A decision on criminal charges against Narconon Arrowhead possible next week
By Jeanne LeFlore Staff Writer
An official decision on whether criminal charges will be filed in a case involving deaths at Narconon Arrowhead could be made as soon as next week, according to District 18 District Attorney Farley Ward.
“We just received our copy of the medical examiner’s report,” Ward said.
“We will review the case and an official decision will be made next week.”
His office has been waiting for the results of the autopsy report on Stacy Murphy, a 20-year-old woman who was found dead at the facility in July, before making a decision in an ongoing investigation that began after Murphy died.
She was the third person found dead at the Scientology based facility in nine months. A fourth patient died in 2009.
The report on Murphy’s death states; “The cause of death is Acute Oxymorphone Toxicity” and the manner of death as “Accident.”
Ward said that the fact that Murphy died from an accidental overdose will affect the direction of the investigation.
“Yes, this is substantial factor in the decision making process,” Ward said.
In July, Murphy’s death caused officials to take a closer look into the deaths of three others who died in a span of less than a year while patients of the facility.
From October 2011 until July of 2012, three people were found dead at the facility.
The first reported death at the facility, according to police reports, was that of Gabriel Graves. Graves was found dead in his bed facing a wall in his room at the facility. Then in April, Hillary Holten, 21, was found dead face- down in her bed, also in her room at the facility, and in July, Murphy was found dead at the facility.

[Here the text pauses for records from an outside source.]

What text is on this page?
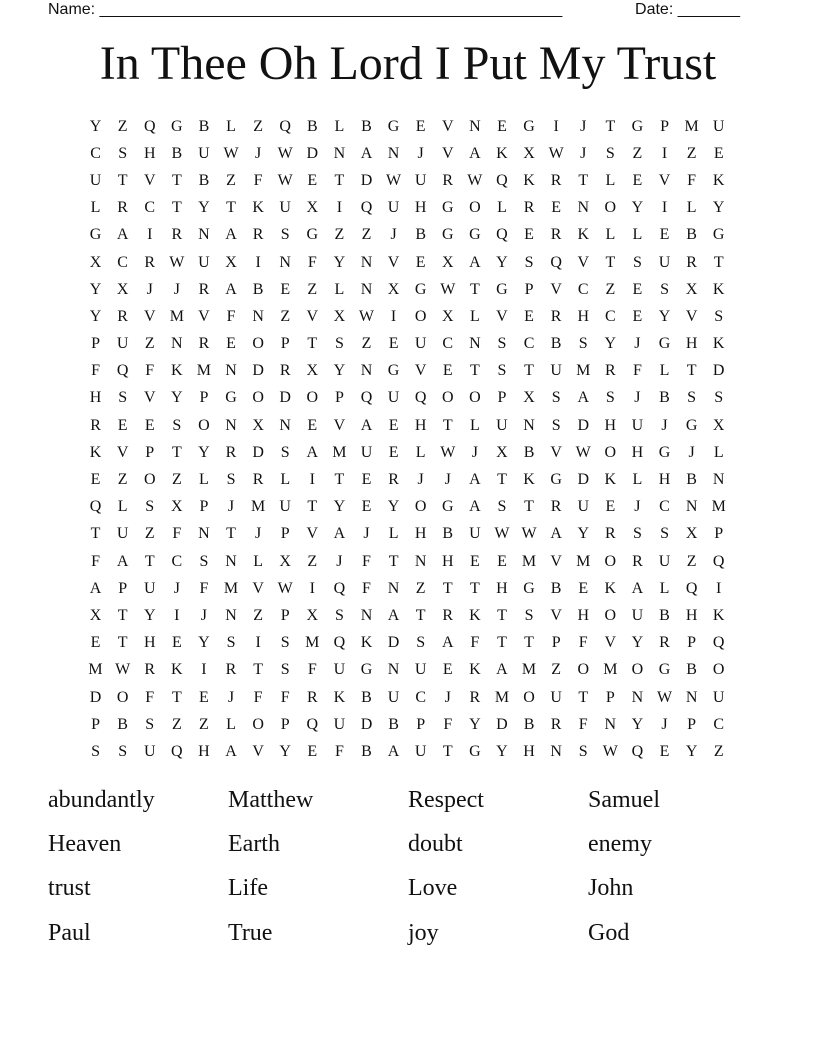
Name: ____________________________________________________	Date: _______
In Thee Oh Lord I Put My Trust
Y	Z	Q G B	L	Z	Q B	L	B G	E	V N	E	G	I	J	T	G	P M U
C	S	H B U W	J	W D N A N	J	V A K X W	J	S	Z	I	Z	E
U	T	V	T	B	Z	F W E	T	D W U R W Q K R	T	L	E	V	F	K
L	R	C	T	Y	T	K U X	I	Q U H G O	L	R	E	N O Y	I	L	Y
G A	I	R N A R	S	G	Z	Z	J	B G G Q	E	R K	L	L	E	B G
X C	R W U X	I	N	F	Y N V	E	X A Y	S	Q V	T	S	U R	T
Y X	J	J	R A B	E	Z	L	N X G W T	G	P	V C	Z	E	S	X K
Y R V M V	F	N	Z	V X W	I	O X	L	V	E	R H C	E	Y V	S
P	U	Z	N R	E	O	P	T	S	Z	E	U C N	S	C	B	S	Y	J	G H K
F	Q	F	K M N D R X Y N G V	E	T	S	T	U M R	F	L	T	D
H	S	V Y	P	G O D O	P	Q U Q O O	P	X	S	A	S	J	B	S	S
R	E	E	S	O N X N	E	V A	E	H	T	L	U N	S	D H U	J	G X
K V	P	T	Y R D	S	A M U	E	L W	J	X B V W O H G	J	L
E	Z	O	Z	L	S	R	L	I	T	E	R	J	J	A	T	K G D K	L	H B N
Q	L	S	X	P	J	M U	T	Y	E	Y O G A	S	T	R U	E	J	C N M
T	U	Z	F	N	T	J	P	V A	J	L	H B U W W A Y R	S	S	X	P
F	A	T	C	S	N	L	X	Z	J	F	T	N H	E	E M V M O R U	Z	Q
A	P	U	J	F M V W	I	Q	F	N	Z	T	T	H G B	E	K A	L	Q	I
X	T	Y	I	J	N	Z	P	X	S	N A	T	R K	T	S	V H O U B H K
E	T	H	E	Y	S	I	S M Q K D	S	A	F	T	T	P	F	V Y R	P	Q
M W R K	I	R	T	S	F	U G N U	E	K A M Z	O M O G B O
D O	F	T	E	J	F	F	R K B U C	J	R M O U	T	P	N W N U
P	B	S	Z	Z	L	O	P	Q U D B	P	F	Y D B	R	F	N Y	J	P	C
S	S	U Q H A V Y	E	F	B A U	T	G Y H N	S W Q	E	Y	Z
abundantly	Matthew	Respect	Samuel
Heaven	Earth	doubt	enemy
trust	Life	Love	John
Paul	True	joy	God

Officials are also looking into the 2009 death of Kaysie Dianne Werninck, 28, who also died while admitted as a Narconon patient.
Robert Murphy, the father of Stacy Murphy, said these results confirm what he suspected.
“Narconon was aware of her overdose situation and did nothing to help her,” he alleged Tuesday.
Garu Richardson, the Tulsa attorney representing the Murphy family, said the findings were consistent with what they knew all along.
“Narconon Arrowhead was paid handsomely to care for Stacy,” Richardson said.
He said Stacy Murphy died after being allowed to go home for a short visit while she was still a patient.
“By their own guidelines, they disallow anyone from leaving the facility during the treatment because they are subject to greater harm due to the detoxification process they undergo at the facility,” Richardson said.
“So here is a young lady, who, a few hours after returning to Narconon, appeared to be on drugs and they gave her no treatment and no care,” he alleged.
Meanwhile, Ward said he’s waiting to speak with the attorney from the Oklahoma Department of Mental Health as well as other agencies involved in the investigation before making a decision.
Calls to Narconon Arrowhead were not returned by presstime today. In the past, the facility has declined to comment on the deaths, citing the privacy of its clients and stating that the families of those who have died have not consented to a release of information. Facility officials have, however, expressed regret about the deaths.